Meat on Table Will Not
Be Meat at All in About
Five Years, Editor Says

The meat on the family table will not always be meat, and the American housewife will think nothing of this, says the editor of Food Products Development magazine.

Richard McCormick, whose magazine reports new developments in food research, explained in an interview that many “meats” sold on the market in about five years will not be real meat, but synthetic protein products made from vegetable sources like soybeans.

Meat was quite popular back in 1968. These cattle were being fed as part of a research project at International Milling’s Supersweet Feeds Division farm in Courtland, Minn. (Photo courtesy mnhs.org)

McCormick, who was in the Twin Cities over the weekend to speak at the Minnesota Hotel and Motor Hotel Association’s 50th annual convention, said food scientists are now able to isolate many of the elements that contribute to the taste, smell and texture of foods.

By putting this knowledge to work, they will eventually be able to produce vegetable-protein meats that will be nutritionally superior to those that come from cattle, hog or chicken, McCormick said.

“Of course we still like our beefsteak, and I imagine we would always want animal cuts for things like that, or a special occasion,” said McCormick. “But hamburger, for example, can be produced far more efficiently by synthetic methods.”

The vegetable-protein meats, said McCormick, would keep much longer than animal-cut meats.
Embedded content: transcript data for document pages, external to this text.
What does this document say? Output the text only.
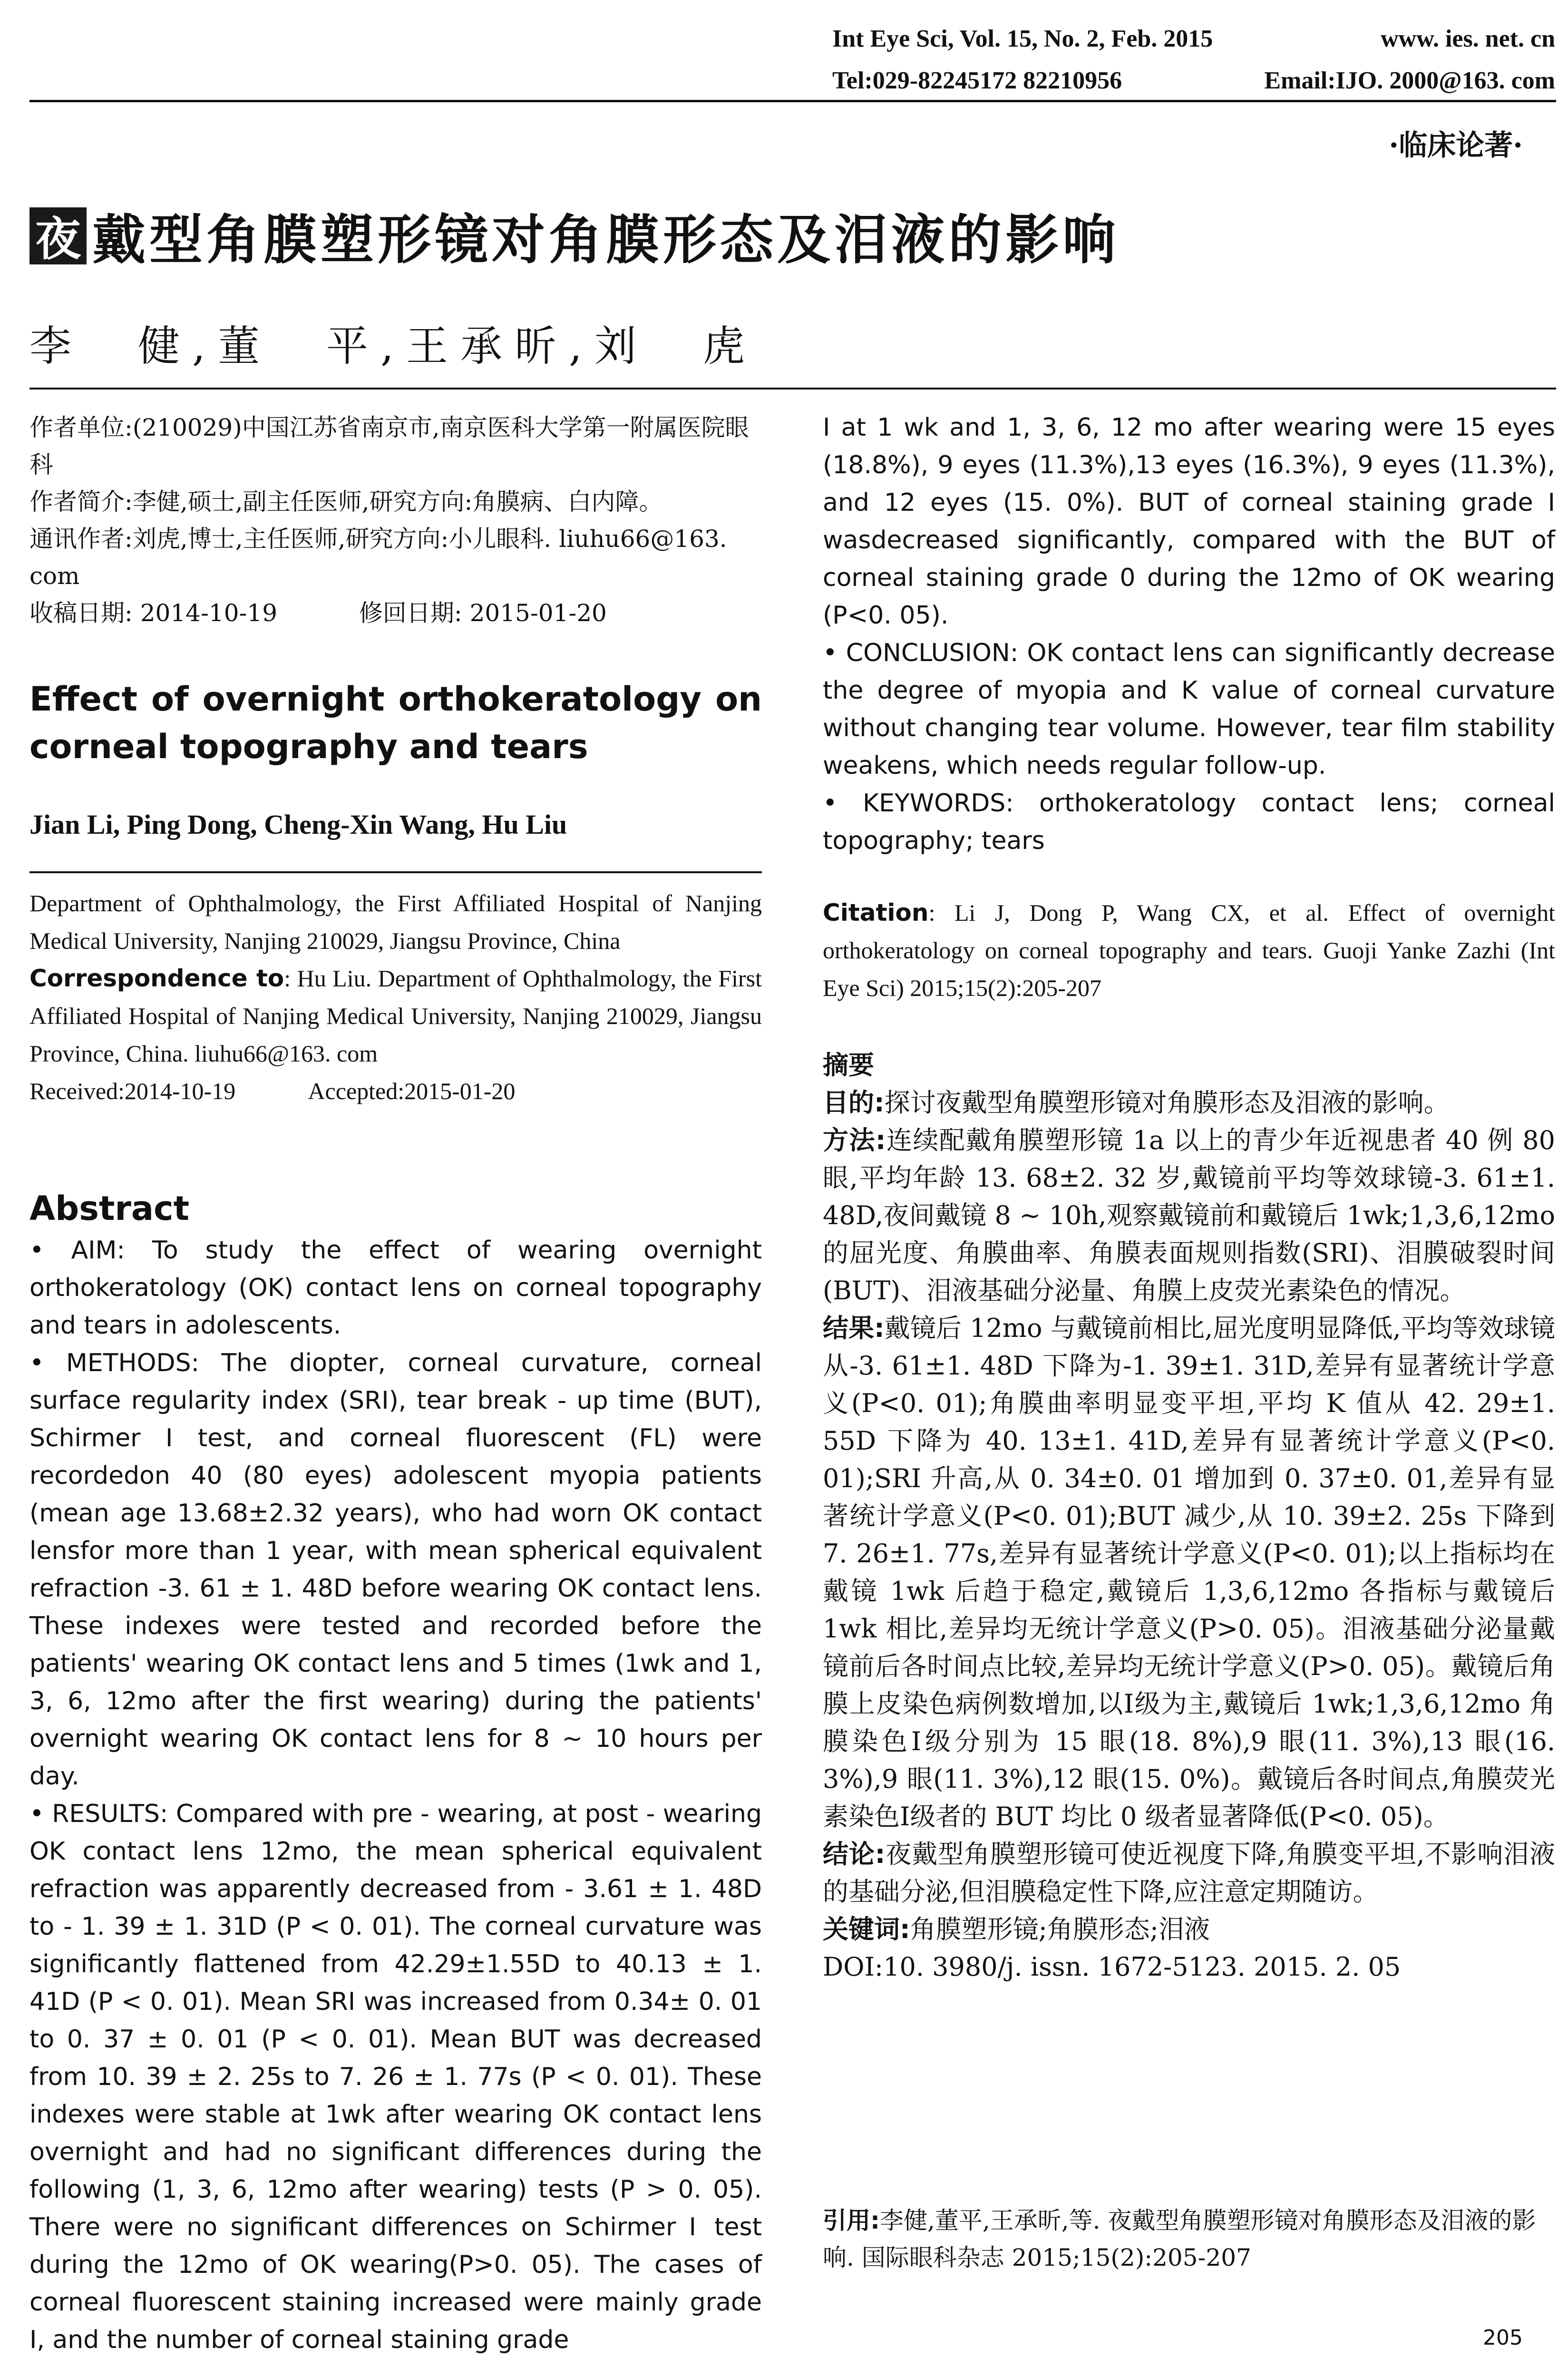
Int Eye Sci, Vol. 15, No. 2, Feb. 2015	www. ies. net. cn
Tel:029-82245172 82210956	Email:IJO. 2000@163. com
·临床论著·
夜 戴型角膜塑形镜对角膜形态及泪液的影响
李　健,董　平,王承昕,刘　虎

作者单位:(210029)中国江苏省南京市,南京医科大学第一附属医院眼科

作者简介:李健,硕士,副主任医师,研究方向:角膜病、白内障。

通讯作者:刘虎,博士,主任医师,研究方向:小儿眼科. liuhu66@163. com

收稿日期: 2014-10-19	修回日期: 2015-01-20

Effect of overnight orthokeratology on
corneal topography and tears
Jian Li, Ping Dong, Cheng-Xin Wang, Hu Liu

Department of Ophthalmology, the First Affiliated Hospital of Nanjing Medical University, Nanjing 210029, Jiangsu Province, China

Correspondence to: Hu Liu. Department of Ophthalmology, the First Affiliated Hospital of Nanjing Medical University, Nanjing 210029, Jiangsu Province, China. liuhu66@163. com

Received:2014-10-19	Accepted:2015-01-20

Abstract

• AIM: To study the effect of wearing overnight orthokeratology (OK) contact lens on corneal topography and tears in adolescents.

• METHODS: The diopter, corneal curvature, corneal surface regularity index (SRI), tear break - up time (BUT), Schirmer I test, and corneal fluorescent (FL) were recordedon 40 (80 eyes) adolescent myopia patients (mean age 13.68±2.32 years), who had worn OK contact lensfor more than 1 year, with mean spherical equivalent refraction -3. 61 ± 1. 48D before wearing OK contact lens. These indexes were tested and recorded before the patients' wearing OK contact lens and 5 times (1wk and 1, 3, 6, 12mo after the first wearing) during the patients' overnight wearing OK contact lens for 8 ~ 10 hours per day.

• RESULTS: Compared with pre - wearing, at post - wearing OK contact lens 12mo, the mean spherical equivalent refraction was apparently decreased from - 3.61 ± 1. 48D to - 1. 39 ± 1. 31D (P < 0. 01). The corneal curvature was significantly flattened from 42.29±1.55D to 40.13 ± 1. 41D (P < 0. 01). Mean SRI was increased from 0.34± 0. 01 to 0. 37 ± 0. 01 (P < 0. 01). Mean BUT was decreased from 10. 39 ± 2. 25s to 7. 26 ± 1. 77s (P < 0. 01). These indexes were stable at 1wk after wearing OK contact lens overnight and had no significant differences during the following (1, 3, 6, 12mo after wearing) tests (P > 0. 05). There were no significant differences on Schirmer Ⅰ test during the 12mo of OK wearing(P>0. 05). The cases of corneal fluorescent staining increased were mainly grade I, and the number of corneal staining grade

I at 1 wk and 1, 3, 6, 12 mo after wearing were 15 eyes (18.8%), 9 eyes (11.3%),13 eyes (16.3%), 9 eyes (11.3%), and 12 eyes (15. 0%). BUT of corneal staining grade I wasdecreased significantly, compared with the BUT of corneal staining grade 0 during the 12mo of OK wearing (P<0. 05).

• CONCLUSION: OK contact lens can significantly decrease the degree of myopia and K value of corneal curvature without changing tear volume. However, tear film stability weakens, which needs regular follow-up.

• KEYWORDS: orthokeratology contact lens; corneal topography; tears

Citation: Li J, Dong P, Wang CX, et al. Effect of overnight orthokeratology on corneal topography and tears. Guoji Yanke Zazhi (Int Eye Sci) 2015;15(2):205-207

摘要

目的:探讨夜戴型角膜塑形镜对角膜形态及泪液的影响。

方法:连续配戴角膜塑形镜 1a 以上的青少年近视患者 40 例 80 眼,平均年龄 13. 68±2. 32 岁,戴镜前平均等效球镜-3. 61±1. 48D,夜间戴镜 8 ~ 10h,观察戴镜前和戴镜后 1wk;1,3,6,12mo 的屈光度、角膜曲率、角膜表面规则指数(SRI)、泪膜破裂时间(BUT)、泪液基础分泌量、角膜上皮荧光素染色的情况。

结果:戴镜后 12mo 与戴镜前相比,屈光度明显降低,平均等效球镜从-3. 61±1. 48D 下降为-1. 39±1. 31D,差异有显著统计学意义(P<0. 01);角膜曲率明显变平坦,平均 K 值从 42. 29±1. 55D 下降为 40. 13±1. 41D,差异有显著统计学意义(P<0. 01);SRI 升高,从 0. 34±0. 01 增加到 0. 37±0. 01,差异有显著统计学意义(P<0. 01);BUT 减少,从 10. 39±2. 25s 下降到 7. 26±1. 77s,差异有显著统计学意义(P<0. 01);以上指标均在戴镜 1wk 后趋于稳定,戴镜后 1,3,6,12mo 各指标与戴镜后 1wk 相比,差异均无统计学意义(P>0. 05)。泪液基础分泌量戴镜前后各时间点比较,差异均无统计学意义(P>0. 05)。戴镜后角膜上皮染色病例数增加,以I级为主,戴镜后 1wk;1,3,6,12mo 角膜染色I级分别为 15 眼(18. 8%),9 眼(11. 3%),13 眼(16. 3%),9 眼(11. 3%),12 眼(15. 0%)。戴镜后各时间点,角膜荧光素染色I级者的 BUT 均比 0 级者显著降低(P<0. 05)。

结论:夜戴型角膜塑形镜可使近视度下降,角膜变平坦,不影响泪液的基础分泌,但泪膜稳定性下降,应注意定期随访。

关键词:角膜塑形镜;角膜形态;泪液

DOI:10. 3980/j. issn. 1672-5123. 2015. 2. 05

引用:李健,董平,王承昕,等. 夜戴型角膜塑形镜对角膜形态及泪液的影响. 国际眼科杂志 2015;15(2):205-207
205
One food company, he said, is now working on a bacon made from soybeans which could be kept at room temperature. It will, he said, contain the same nutrients as bacon, but will be even more valuable nutritionally because it will have less fatty content.

McCormick said he believed the synthetic foods would win acceptance easily once the American consumer, who is very concerned with nutrition and health, realizes their nutritional benefits.

He estimated that such foods would be widely offered on the market in another five years. Synthetics, he said, already are being incorporated into a number of foods.

Research scientists, McCormick said, also are working with more efficient, less costly methods of producing dehydrated foods. The research, he said, is aimed at transforming many perishable foods into forms that will keep longer and under many different conditions.